DESIGN
ロナン&エルワン・ブルレックと〈アルテック〉〈イッタラ〉|小西亜希子の北欧デザイン通信
October 19, 2020 | Design | casabrutus.com | text_Akiko Konishi editor_Keiko Kusano
新連載の「北欧デザイン通信」は、北欧インテリアとデザインの仕事に長年携わり、その見識を深めてきた小西亜希子が、いま気になる北欧デザインの現場や人、暮らし、新作情報から過去のデザインアーカイブまで、幅広くご紹介していくシリーズです。第1回目は、北欧を代表する2大ブランド〈アルテック〉、〈イッタラ〉とフランス人デザイナー、ロナン&エルワン・ブルレックとのコラボレーションに焦点をあて、新作情報とその製作秘話をお伝えします。

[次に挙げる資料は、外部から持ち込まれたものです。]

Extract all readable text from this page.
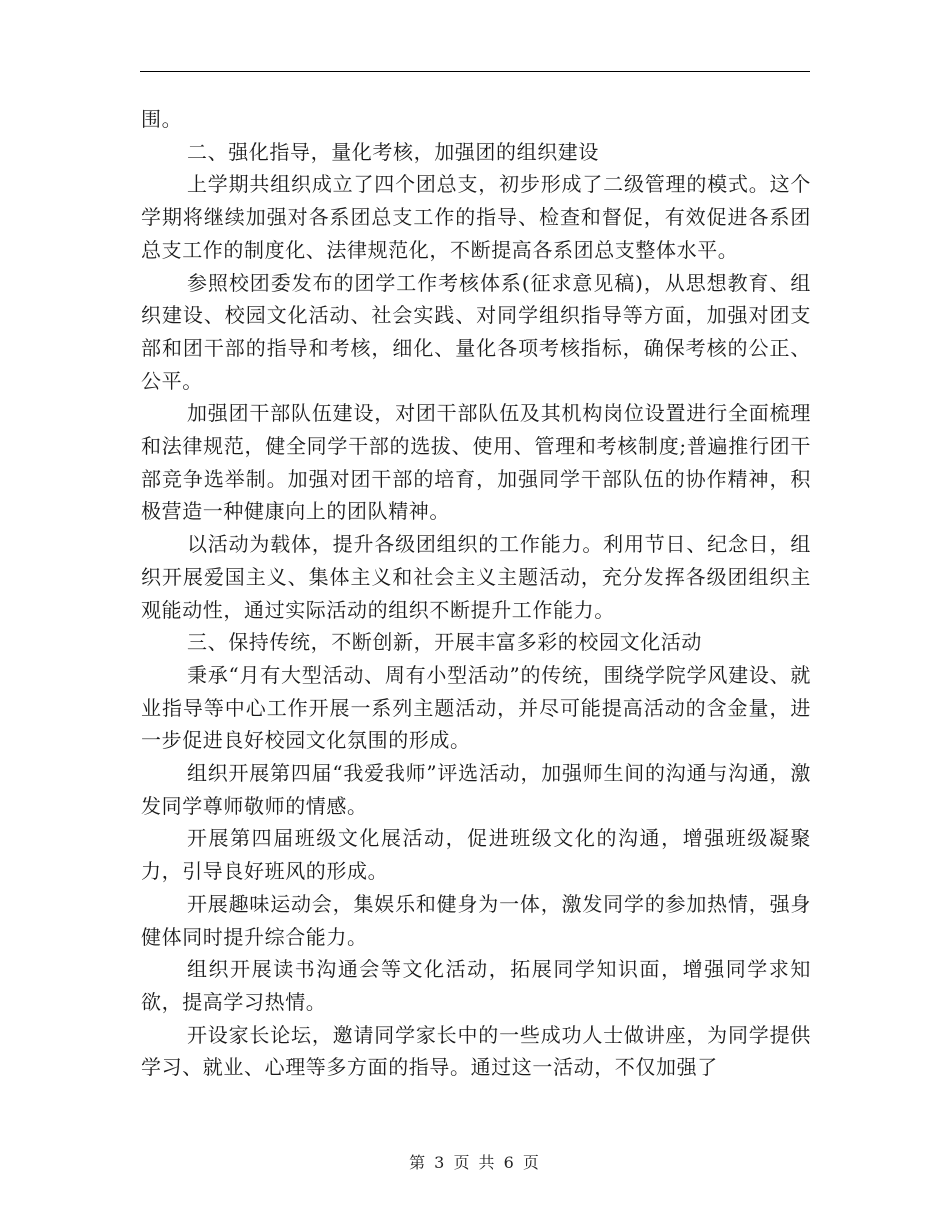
围。

二、强化指导，量化考核，加强团的组织建设

上学期共组织成立了四个团总支，初步形成了二级管理的模式。这个学期将继续加强对各系团总支工作的指导、检查和督促，有效促进各系团总支工作的制度化、法律规范化，不断提高各系团总支整体水平。

参照校团委发布的团学工作考核体系(征求意见稿)，从思想教育、组织建设、校园文化活动、社会实践、对同学组织指导等方面，加强对团支部和团干部的指导和考核，细化、量化各项考核指标，确保考核的公正、公平。

加强团干部队伍建设，对团干部队伍及其机构岗位设置进行全面梳理和法律规范，健全同学干部的选拔、使用、管理和考核制度;普遍推行团干部竞争选举制。加强对团干部的培育，加强同学干部队伍的协作精神，积极营造一种健康向上的团队精神。

以活动为载体，提升各级团组织的工作能力。利用节日、纪念日，组织开展爱国主义、集体主义和社会主义主题活动，充分发挥各级团组织主观能动性，通过实际活动的组织不断提升工作能力。

三、保持传统，不断创新，开展丰富多彩的校园文化活动

秉承“月有大型活动、周有小型活动”的传统，围绕学院学风建设、就业指导等中心工作开展一系列主题活动，并尽可能提高活动的含金量，进一步促进良好校园文化氛围的形成。

组织开展第四届“我爱我师”评选活动，加强师生间的沟通与沟通，激发同学尊师敬师的情感。

开展第四届班级文化展活动，促进班级文化的沟通，增强班级凝聚力，引导良好班风的形成。

开展趣味运动会，集娱乐和健身为一体，激发同学的参加热情，强身健体同时提升综合能力。

组织开展读书沟通会等文化活动，拓展同学知识面，增强同学求知欲，提高学习热情。

开设家长论坛，邀请同学家长中的一些成功人士做讲座，为同学提供学习、就业、心理等多方面的指导。通过这一活动，不仅加强了

第 3 页 共 6 页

常にその動向が注目され、オファーの絶えない超人気デザインデュオ、ロナン&エルワン・ブルレック。兄のロナンは1971年、弟のエルワンは1976年、ともにフランスのカンペール市に生まれる。1999年からパリを拠点にデザインスタジオを開設。以降、共同でデザインを手がけている。空間、建築プロジェクトから家具、プロダクトデザインまで幅広く担当し、名だたるデザイン賞を数多く受賞。今や飛ぶ鳥を落とす勢いだ。
世界で活躍する彼らだが、北欧デザイン界においてもその存在感はひときわ強く、2000年代初頭から〈クヴァドラ〉、〈HAY〉、〈イッタラ〉、〈アルテック〉など、デンマークやフィンランドを代表する企業から続々と新作を発表。それらは見事に上記ブランドの代表作に加わっている。革新を引き起こしながらも、不思議なほどそのブランドに馴染み、あたかも昔からあったかのような安堵感を漂わせている。企業のアイデンティティを的確に捉え、新たな解釈に成功している証と言えるだろう。また、彼らを起用することで、作品にとどまらず企業そのものの洗練すら印象づけてしまう稀有なデザインデュオだ。
世界で活躍する彼らだが、北欧デザイン界においてもその存在感はひときわ強く、2000年代初頭から〈クヴァドラ〉、〈HAY〉、〈イッタラ〉、〈アルテック〉など、デンマークやフィンランドを代表する企業から続々と新作を発表。それらは見事に上記ブランドの代表作に加わっている。革新を引き起こしながらも、不思議なほどそのブランドに馴染み、あたかも昔からあったかのような安堵感を漂わせている。企業のアイデンティティを的確に捉え、新たな解釈に成功している証と言えるだろう。また、彼らを起用することで、作品にとどまらず企業そのものの洗練すら印象づけてしまう稀有なデザインデュオだ。
●アルテックから登場した新作《ロープ チェア》
彼らの最新作は、アルテックから発売される《ロープ チェア》だ。それは同社のコンセプトである「アート&テクノロジー」を体現する新たな試みだ。アルヴァ・アアルト の《スツール 60》などフィンランド産の木材製品で知られるアルテックにとって、木材、スチール、ロープの3つの素材で構成されたこの椅子は同社のコレクションにおいて画期的な展開となっている。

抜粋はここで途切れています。